After markets closed on Jan. 23, the company announced a record-setting second quarter. The company generated $24.52 billion in sales in the three months ending Dec. 31, 2013, and beat the Street with earnings of $0.78 per share on profits of $6.56 billion.
The Redmond, Wash.-based tech titan credited its stellar financials, in part, to strong demand for its enterprise software offerings and brisk adoption of its consumer electronics offerings, including its Surface tablet line. “Our Commercial segment continues to outpace the overall market, and our Devices and Consumer segment had a great holiday quarter,” said CEO Steve Ballmer in a company statement.
Surface revenues climbed to $893 million during the second quarter of its 2014 fiscal year compared with $400 million in Q1. In total, revenues in Microsoft’s Devices and Consumer segment rose 13 percent year-over-year to reach $11.91 billion, $4.7 billion of which can be attributed to the company’s hardware.
During an investors’ conference call, Microsoft CFO Amy Hood said that demand for the company’s Surface product portfolio, which includes an ARM-friendly version of the slate that runs Windows RT and Pro models that run the full-fledged Windows 8, “continued to grow, benefiting from improved execution at retail and favorable reviews of the new Surface devices.” She added that “both units and revenue more than doubled this quarter” as more customers warmed up to a device that straddles the fence between desktop and tablet computing paradigms.
“We feel good about the progress we have made over the past couple of quarters, and are enthusiastic about the overall opportunity ahead with Surface,” enthused Hood.
Microsoft is positively upbeat, at least compared to last summer when the company announced that it had taken a $900 million write-off due to slack Surface RT demand.

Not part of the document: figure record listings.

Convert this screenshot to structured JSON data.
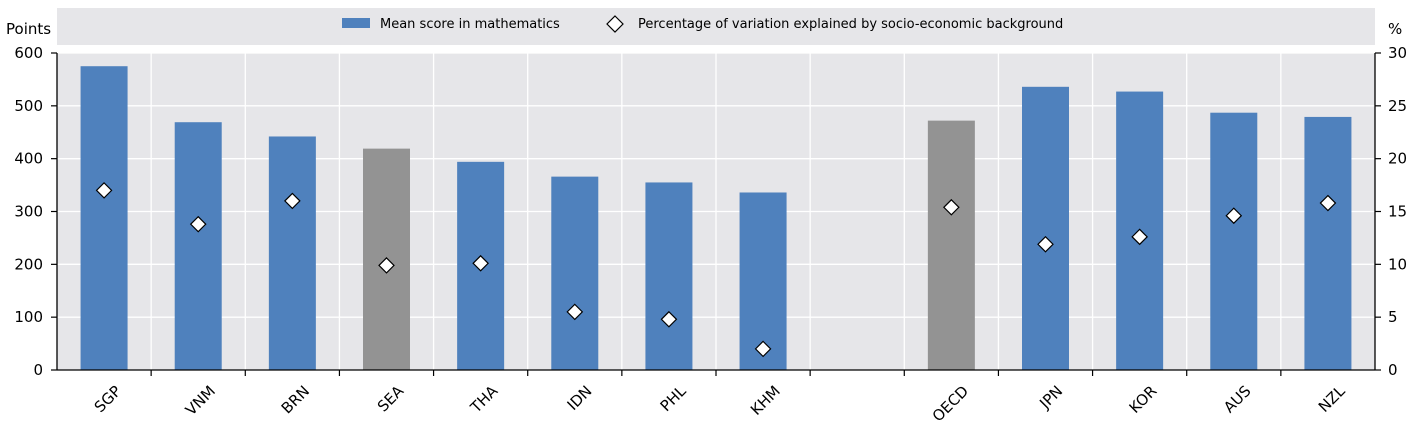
{
  "chart_data": {
    "type": "bar",
    "categories": [
      "SGP",
      "VNM",
      "BRN",
      "SEA",
      "THA",
      "IDN",
      "PHL",
      "KHM",
      "",
      "OECD",
      "JPN",
      "KOR",
      "AUS",
      "NZL"
    ],
    "series": [
      {
        "name": "Mean score in mathematics",
        "axis": "left",
        "values": [
          575,
          469,
          442,
          419,
          394,
          366,
          355,
          336,
          null,
          472,
          536,
          527,
          487,
          479
        ],
        "highlight": [
          "SEA",
          "OECD"
        ]
      },
      {
        "name": "Percentage of variation explained by socio-economic background",
        "axis": "right",
        "marker": "diamond",
        "values": [
          17.0,
          13.8,
          16.0,
          9.9,
          10.1,
          5.5,
          4.8,
          2.0,
          null,
          15.4,
          11.9,
          12.6,
          14.6,
          15.8
        ]
      }
    ],
    "ylabel_left": "Points",
    "ylabel_right": "%",
    "ylim_left": [
      0,
      600
    ],
    "ylim_right": [
      0,
      30
    ],
    "yticks_left": [
      "0",
      "100",
      "200",
      "300",
      "400",
      "500",
      "600"
    ],
    "yticks_right": [
      "0",
      "5",
      "10",
      "15",
      "20",
      "25",
      "30"
    ],
    "legend_position": "top",
    "colors": {
      "bar": "#4f81bd",
      "bar_highlight": "#939393",
      "plot_background": "#e6e6e9",
      "legend_background": "#e6e6e9",
      "gridline": "#ffffff",
      "diamond_fill": "#ffffff",
      "diamond_stroke": "#000000"
    }
  }
}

“We reduced the price of Surface RT by $150 to $349 per device. As a result of this price change, as well as inventory adjustments for related parts and accessories, we recorded a $900 million charge to our income statement,” said Hood during a July 18 earnings call. Ballmer would later address the issue during an internal town hall meeting by saying, simply, “We built a few more devices than we could sell.”
Regardless of Surface’s gains, the tablets aren’t driving profits for the company. “Microsoft doesn’t say how many of the devices it sells, and the company loses money on Surface, which came out with fresh versions in October,” reported Shira Ovide of The Wall Street Journal.
Microsoft expects hardware revenue to reach $1.9 billion to $2.0 billion in revenue during the current quarter, due to “continued post launch momentum with Surface 2, Surface Pro 2” and the company’s strong-selling Xbox One console, said Hood.